Seine Feinde fürchteten Ludwig Große. Seine Freunde schätzten seine Treue und Zuverlässigkeit: Denn er stand zu seinen Gemeinden, seinen Mitarbeitern, insbesondere in der Jugendarbeit. Ludwig Große vermittelte die Gewissheit, dass die Diktatur der SED nicht das Ende aller Wege Gottes mit seiner Gemeinde ist.

Die Protokolle der Synoden und Kirchenleitungen belegen sein Eintreten für Wahrheit und Gerechtigkeit. Seriöse Historiker, wie etwa Anke Silomon beschreiben Ludwig Großes Kampf von Tannroda über Saalfeld, Eisenach, Berlin, Görlitz, Dresden, Halle, Schwerin.

Und ich kann mit Goethe sagen, ich bin dabei gewesen!

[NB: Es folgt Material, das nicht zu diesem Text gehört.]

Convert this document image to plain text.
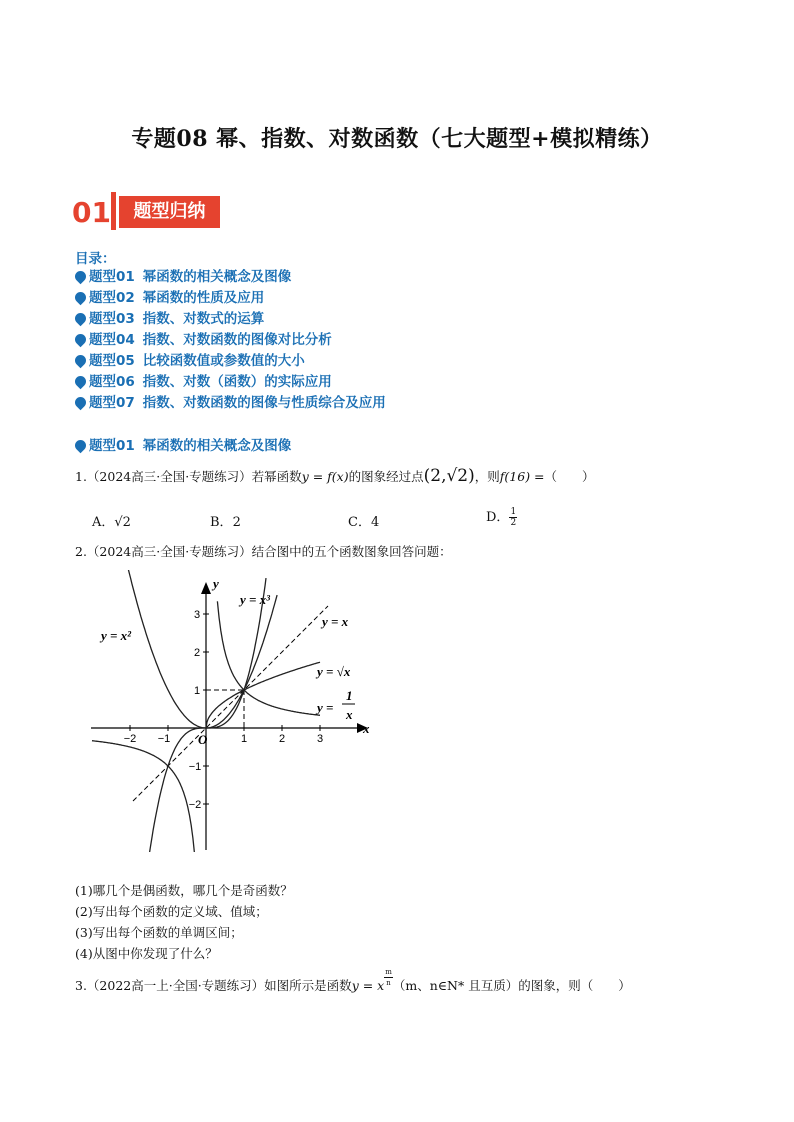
专题08 幂、指数、对数函数（七大题型+模拟精练）
01	题型归纳
目录：
题型01 幂函数的相关概念及图像
1.（2024高三·全国·专题练习）若幂函数y = f(x)的图象经过点(2,√2)，则f(16) =（　　）
A．√2	B．2	C．4	D． $\frac{1}{2}$
2.（2024高三·全国·专题练习）结合图中的五个函数图象回答问题：
−2 −1	1	2	3
3
2
1
−1
−2
O
y
x
y = x³
y = x²
y = x
y = √x
y =
1
x
(1)哪几个是偶函数，哪几个是奇函数？
(2)写出每个函数的定义域、值域；
(3)写出每个函数的单调区间；
(4)从图中你发现了什么？
3.（2022高一上·全国·专题练习）如图所示是函数y = x $\frac{m}{n} (m$、n∈N* 且互质）的图象，则（　　）
题型01 幂函数的相关概念及图像
题型02 幂函数的性质及应用
题型03 指数、对数式的运算
题型04 指数、对数函数的图像对比分析
题型05 比较函数值或参数值的大小
题型06 指数、对数（函数）的实际应用
题型07 指数、对数函数的图像与性质综合及应用
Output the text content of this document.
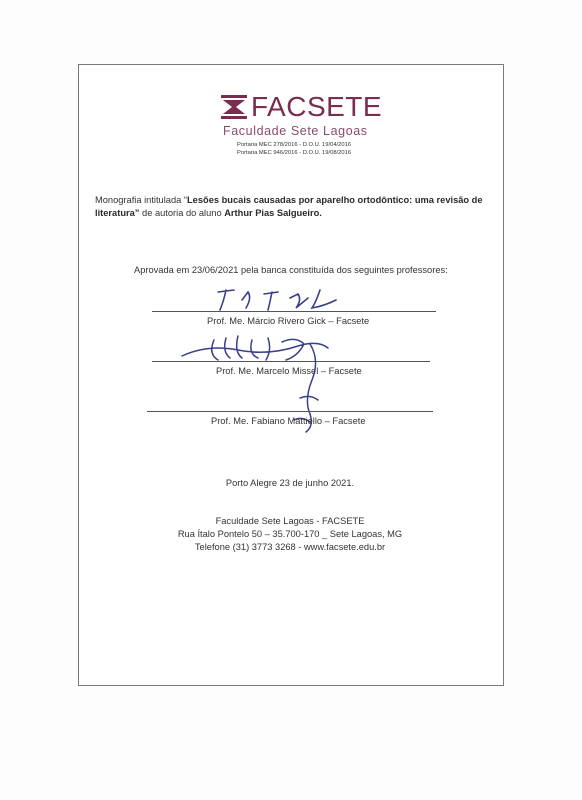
FACSETE
Faculdade Sete Lagoas
Portaria MEC 278/2016 - D.O.U. 19/04/2016
Portaria MEC 946/2016 - D.O.U. 19/08/2016
Monografia intitulada “Lesões bucais causadas por aparelho ortodôntico: uma revisão de literatura” de autoria do aluno Arthur Pias Salgueiro.
Aprovada em 23/06/2021 pela banca constituída dos seguintes professores:
Prof. Me. Márcio Rivero Gick – Facsete
Prof. Me. Marcelo Missel – Facsete
Prof. Me. Fabiano Mattiello – Facsete
Porto Alegre 23 de junho 2021.
Faculdade Sete Lagoas - FACSETE
Rua Ítalo Pontelo 50 – 35.700-170 _ Sete Lagoas, MG
Telefone (31) 3773 3268 - www.facsete.edu.br
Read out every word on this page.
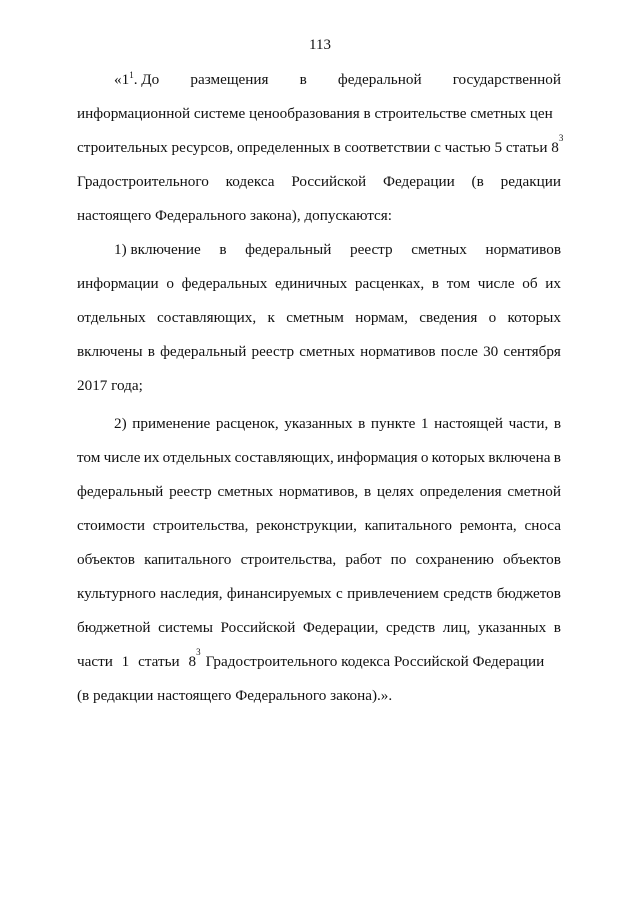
113
«$1^1$. До размещения в федеральной государственной
информационной системе ценообразования в строительстве сметных цен
строительных ресурсов, определенных в соответствии с частью 5 статьи 8
3
Градостроительного кодекса Российской Федерации (в редакции
настоящего Федерального закона), допускаются:
1) включение в федеральный реестр сметных нормативов
информации о федеральных единичных расценках, в том числе об их
отдельных составляющих, к сметным нормам, сведения о которых
включены в федеральный реестр сметных нормативов после 30 сентября
2017 года;
2) применение расценок, указанных в пункте 1 настоящей части, в
том числе их отдельных составляющих, информация о которых включена в
федеральный реестр сметных нормативов, в целях определения сметной
стоимости строительства, реконструкции, капитального ремонта, сноса
объектов капитального строительства, работ по сохранению объектов
культурного наследия, финансируемых с привлечением средств бюджетов
бюджетной системы Российской Федерации, средств лиц, указанных в
части 1 статьи 8
3
Градостроительного кодекса Российской Федерации
(в редакции настоящего Федерального закона).».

Nur an zwei Ereignisse will ich erinnern: Als in den 70iger Jahren die christliche Jugend den aufrechten Gang für Frieden und Gerechtigkeit begann und deshalb wegen des Symbols „Schwerter zu Pflugscharen“ verfolgt wurde, stand Ludwig Große an ihrer Seite und verhinderte, dass Kirchleitungen und Synoden wegschauten und zu dem Unrecht schwiegen. Das war der Beginn des Umbruchs in der DDR mit den  Bemühungen der Kirche, den Staat zum Einlenken zu bewegen.

Und das zweite Schlüsselereignis war die Bundessynode in Eisenach im September 1989:

Der Staat und die SED waren nicht reformbereit. Der Kirchenbund kündigte die Verhandlungen mit dem Staat auf und forderte unverzüglich Meinungsfreiheit, freie Wahlen, unabhängige Gerichte, Reisefreiheit. Die Forderungen nannten auch das Neue Forum, der Demokratische Aufbruch, die neu gegründete DDR-SPD.

Die gewaltfreie Protestbewegung, die in aller Regel in den Kirchen begann, lähmte den Waffeneinsatz der Machthaber. Die DDR brach zusammen. Die Menschen stürmten die Mauer – wie einst in Paris die Bastille und die Siegermächte mussten die Selbstbestimmung des Volkes anerkennen: Schneller als wir alle dachten wurde die deutsche Einheit möglich.

Ludwig Große hat sofort erkannt, welche neuen Herausforderungen für Wahrheit und Gerechtigkeit nun kamen: Er kämpft gegen leichtfertige Urteile über die Vergangenheit. Er weiß, dass die Totalverteufelung der DDR zu einer gespaltenen Erinnerungskultur führt und damit zum Hindernis der inneren Einheit wird.

Er sieht mit Sorge die sozialen Verwerfungen, eine Spaltung der Gesellschaft in arm und reich, in blühende und sterbende Regionen. Und Ludwig Große weiß, dass die Kirchen wieder gefordert sind, für Wahrheit und Gerechtigkeit einzutreten. Und Ludwig Große weiß, dass die Kirchen und Gemeinschaften zusammenstehen müssen und so wie hier im Kleinen die Stadtkirchengemeinde und die Evangelische Allianz. Und im Großen die Evangelische und die Katholische Kirche. Gerade hier im Osten werden die Schwächen der Katholischen Kirche auch als unsere Schwächen gesehen. Wir leiden mit, wenn die Katholische Kirche leidet.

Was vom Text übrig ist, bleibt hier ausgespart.